1. The way categorical variables are passed to ivae.manifold2d has changed.

Before:

for i in range(10):
    cvae.manifold2d(d=12, label=i, cmap="viridis")

Now:

for i in range(10):
    cls = pv.utils.to_onehot(torch.tensor([i,]), 10)
    cvae.manifold2d(d=12, y=cls, cmap="viridis")

2. pyroVED < 0.2.3 is not compatible with the latest PyTorch version 1.9. Hence, if using earlier pyroVED versions, downgrade to the PyTorch < 1.9. See this page for details.

v0.2.1

Minor bug fixes and improvements

v0.2.0

Breaking changes

Due to the addition of scale invariance, it is not sustainable any longer to place a new letter for each invariance before VAE. Hence, from now we are going to call it simply iVAE ('i' for invariant). As a result, the model names change as follows:

trVAE -> iVAE
sstrVAE -> ssiVAE
jtrVAE -> jiVAE

In addition invariances are now passed as a list during the model initialization.
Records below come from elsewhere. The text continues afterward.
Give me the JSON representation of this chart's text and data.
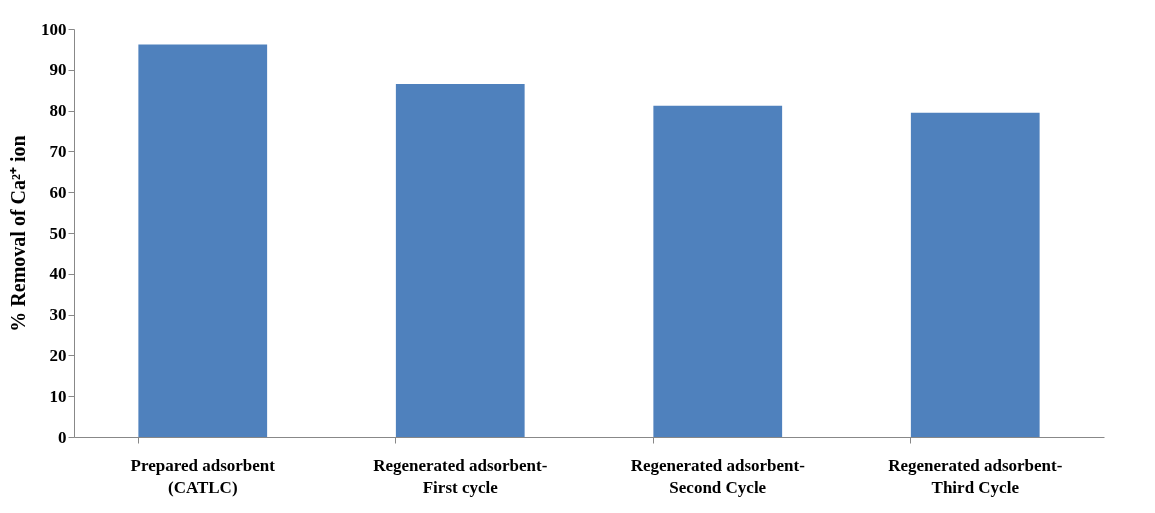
{
  "chart_data": {
    "type": "bar",
    "ylabel": "% Removal of Ca²⁺ ion",
    "categories": [
      "Prepared adsorbent\n(CATLC)",
      "Regenerated adsorbent-\nFirst cycle",
      "Regenerated adsorbent-\nSecond Cycle",
      "Regenerated adsorbent-\nThird Cycle"
    ],
    "values": [
      96.2,
      86.5,
      81.2,
      79.5
    ],
    "color": "#4f81bd",
    "ylim": [
      0,
      100
    ],
    "yticks": [
      0,
      10,
      20,
      30,
      40,
      50,
      60,
      70,
      80,
      90,
      100
    ],
    "grid": false
  }
}
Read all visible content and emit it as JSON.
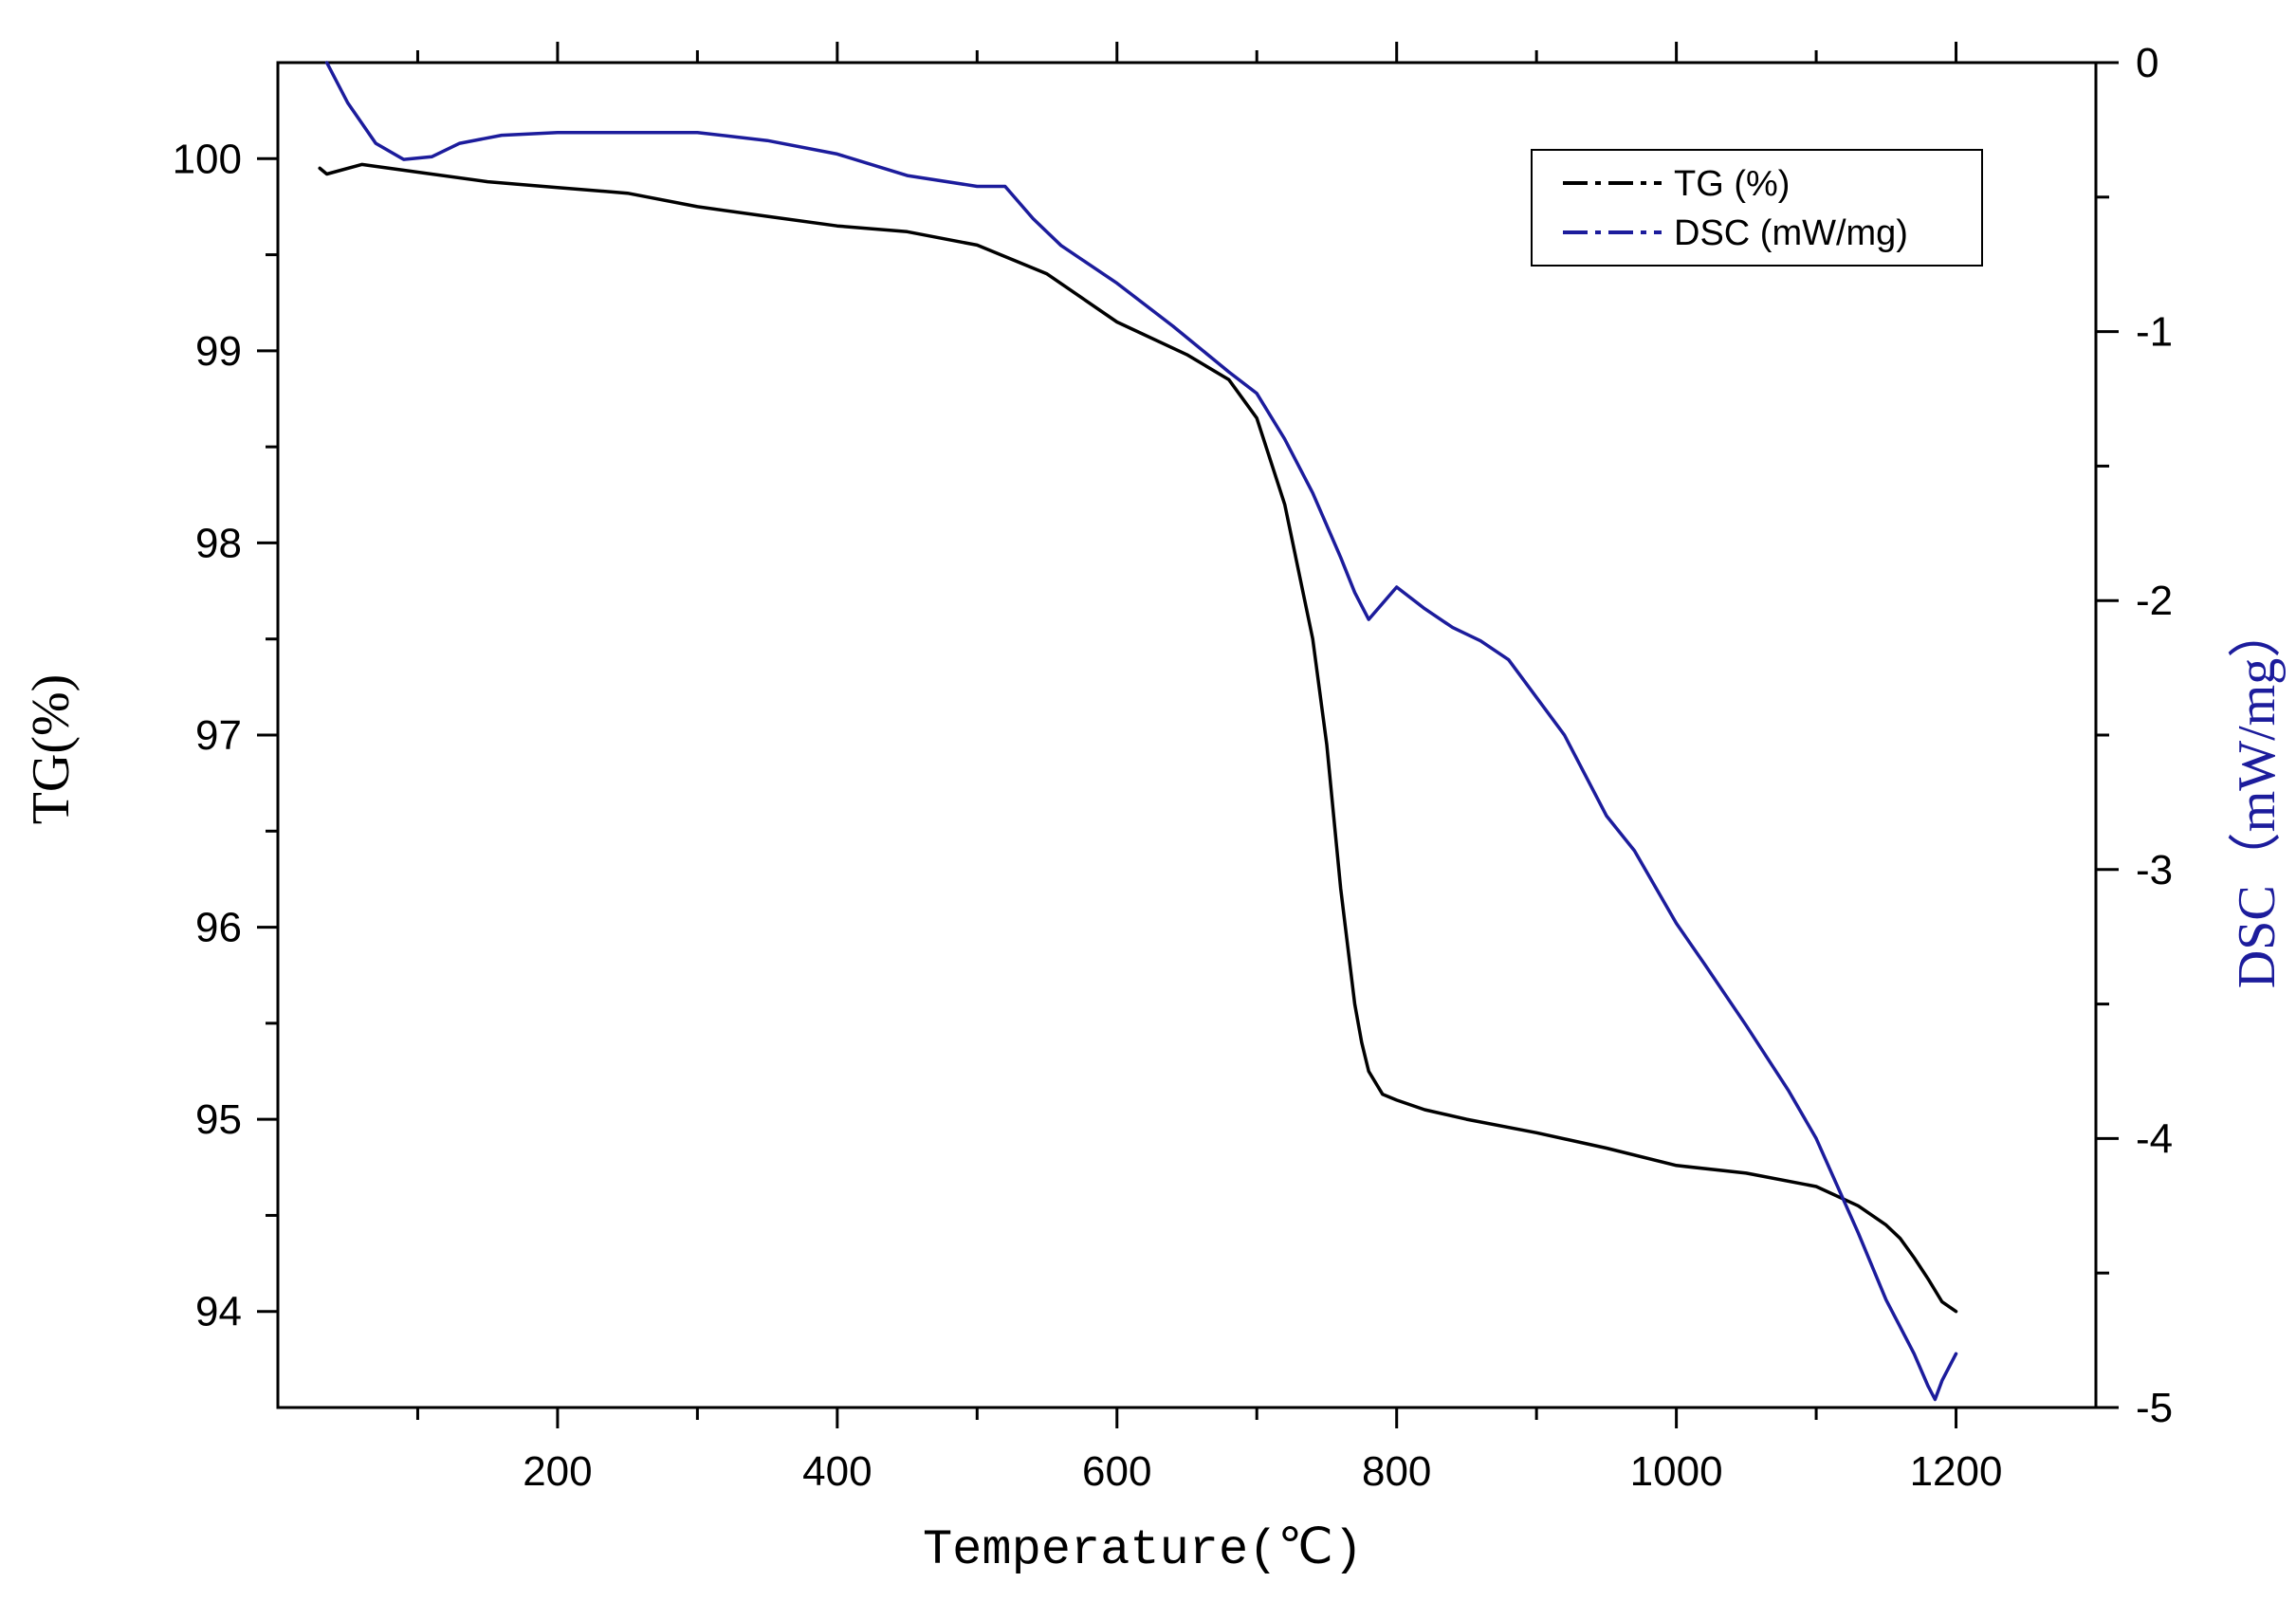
{
  "chart_data": {
    "type": "line",
    "title": "",
    "xlabel": "Temperature(℃)",
    "ylabel": "TG(%)",
    "y2label": "DSC（mW/mg）",
    "xlim": [
      0,
      1300
    ],
    "ylim": [
      93.5,
      100.5
    ],
    "y2lim": [
      -5,
      0
    ],
    "x_ticks": [
      200,
      400,
      600,
      800,
      1000,
      1200
    ],
    "x_tick_labels": [
      "200",
      "400",
      "600",
      "800",
      "1000",
      "1200"
    ],
    "y_ticks": [
      94,
      95,
      96,
      97,
      98,
      99,
      100
    ],
    "y_tick_labels": [
      "94",
      "95",
      "96",
      "97",
      "98",
      "99",
      "100"
    ],
    "y2_ticks": [
      0,
      -1,
      -2,
      -3,
      -4,
      -5
    ],
    "y2_tick_labels": [
      "0",
      "-1",
      "-2",
      "-3",
      "-4",
      "-5"
    ],
    "legend_position": "top-right",
    "grid": false,
    "colors": {
      "tg": "#000000",
      "dsc": "#1c1c9c",
      "y2label": "#1c1c9c"
    },
    "series": [
      {
        "name": "TG (%)",
        "axis": "left",
        "x": [
          30,
          35,
          60,
          100,
          150,
          200,
          250,
          300,
          350,
          400,
          450,
          500,
          550,
          600,
          650,
          680,
          700,
          720,
          740,
          750,
          760,
          770,
          775,
          780,
          790,
          800,
          820,
          850,
          900,
          950,
          1000,
          1050,
          1100,
          1130,
          1150,
          1160,
          1170,
          1180,
          1190,
          1200
        ],
        "values": [
          99.95,
          99.92,
          99.97,
          99.93,
          99.88,
          99.85,
          99.82,
          99.75,
          99.7,
          99.65,
          99.62,
          99.55,
          99.4,
          99.15,
          98.98,
          98.85,
          98.65,
          98.2,
          97.5,
          96.95,
          96.2,
          95.6,
          95.4,
          95.25,
          95.13,
          95.1,
          95.05,
          95.0,
          94.93,
          94.85,
          94.76,
          94.72,
          94.65,
          94.55,
          94.45,
          94.38,
          94.28,
          94.17,
          94.05,
          94.0
        ]
      },
      {
        "name": "DSC (mW/mg)",
        "axis": "right",
        "x": [
          35,
          50,
          70,
          90,
          110,
          130,
          160,
          200,
          250,
          300,
          350,
          400,
          450,
          500,
          520,
          540,
          560,
          580,
          600,
          640,
          680,
          700,
          720,
          740,
          760,
          770,
          780,
          800,
          820,
          840,
          860,
          880,
          920,
          950,
          970,
          1000,
          1020,
          1050,
          1080,
          1100,
          1130,
          1150,
          1160,
          1170,
          1180,
          1185,
          1190,
          1200
        ],
        "values": [
          0.0,
          -0.15,
          -0.3,
          -0.36,
          -0.35,
          -0.3,
          -0.27,
          -0.26,
          -0.26,
          -0.26,
          -0.29,
          -0.34,
          -0.42,
          -0.46,
          -0.46,
          -0.58,
          -0.68,
          -0.75,
          -0.82,
          -0.98,
          -1.15,
          -1.23,
          -1.4,
          -1.6,
          -1.84,
          -1.97,
          -2.07,
          -1.95,
          -2.03,
          -2.1,
          -2.15,
          -2.22,
          -2.5,
          -2.8,
          -2.93,
          -3.2,
          -3.35,
          -3.58,
          -3.82,
          -4.0,
          -4.35,
          -4.6,
          -4.7,
          -4.8,
          -4.92,
          -4.97,
          -4.9,
          -4.8
        ]
      }
    ]
  }
}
For example, to enforce rotation, translation, and scale invariances, use

model = pv.models.iVAE(data_dim, latent_dim, invariances=['r', 't', 's'])

To enforce rotational invariance only, use

model = pv.models.iVAE(data_dim, latent_dim, invariances=['r'])
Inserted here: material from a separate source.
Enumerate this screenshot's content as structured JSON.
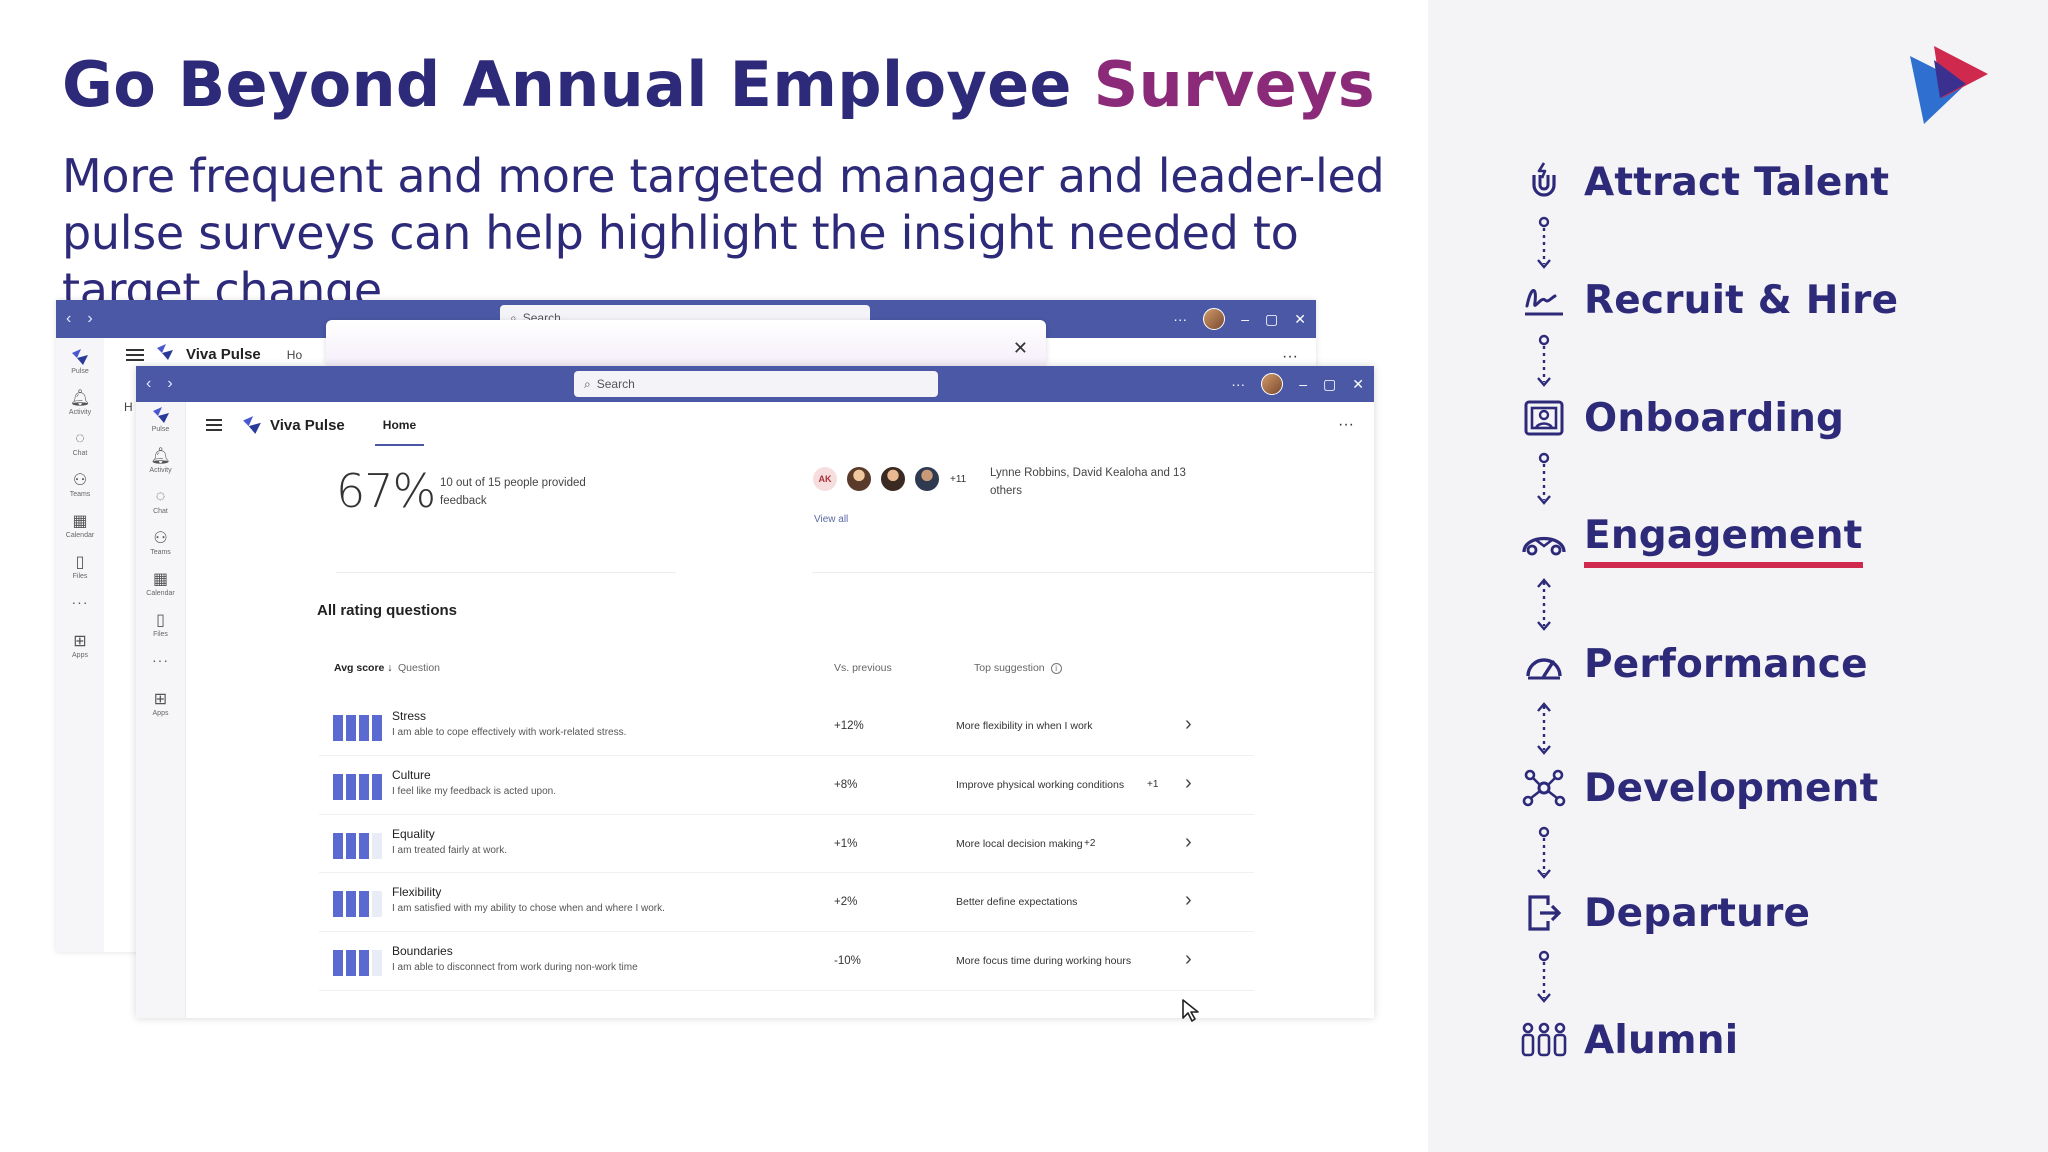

Note that the default behavior is invariances=None.

New functionalities

• Scale invariance for all VAE models

Other improvements

• User has now an option to choose a specific GPU device for model and data
• One can now select Gaussian Error Linear Unit (GELU) as an activation function for the encoder and decoder NNs
• Some improvements to documentation

v0.1.2

Minor bug fixes and improvements including:

• Option to use different scale factors for discrete and continuous KL terms (for jtrVAE)
• Option to generate and plot traversals of the learned latent manifolds (for jtrVAE and sstrVAE)
• Option to condition data generation with a trained model on the angle and/or shifts

v0.1.1

Push minor changes and bug fixes to PyPI

v0.1.0

• Add a variational encoder-decoder model (input and output are different), which can be used e.g for the realization of the im2spec-type models
• Add a baseVAE class for more flexibility and less repetition
• More tests and bug fixes

v0.0.3

Bug fixes and minor improvements

v0.0.2

• Add joint (t)(r)VAE using parallel enumeration in Pyro
• Bug fixes
• Add some tests

v0.0.1

Pre-alpha release of the pyroVED package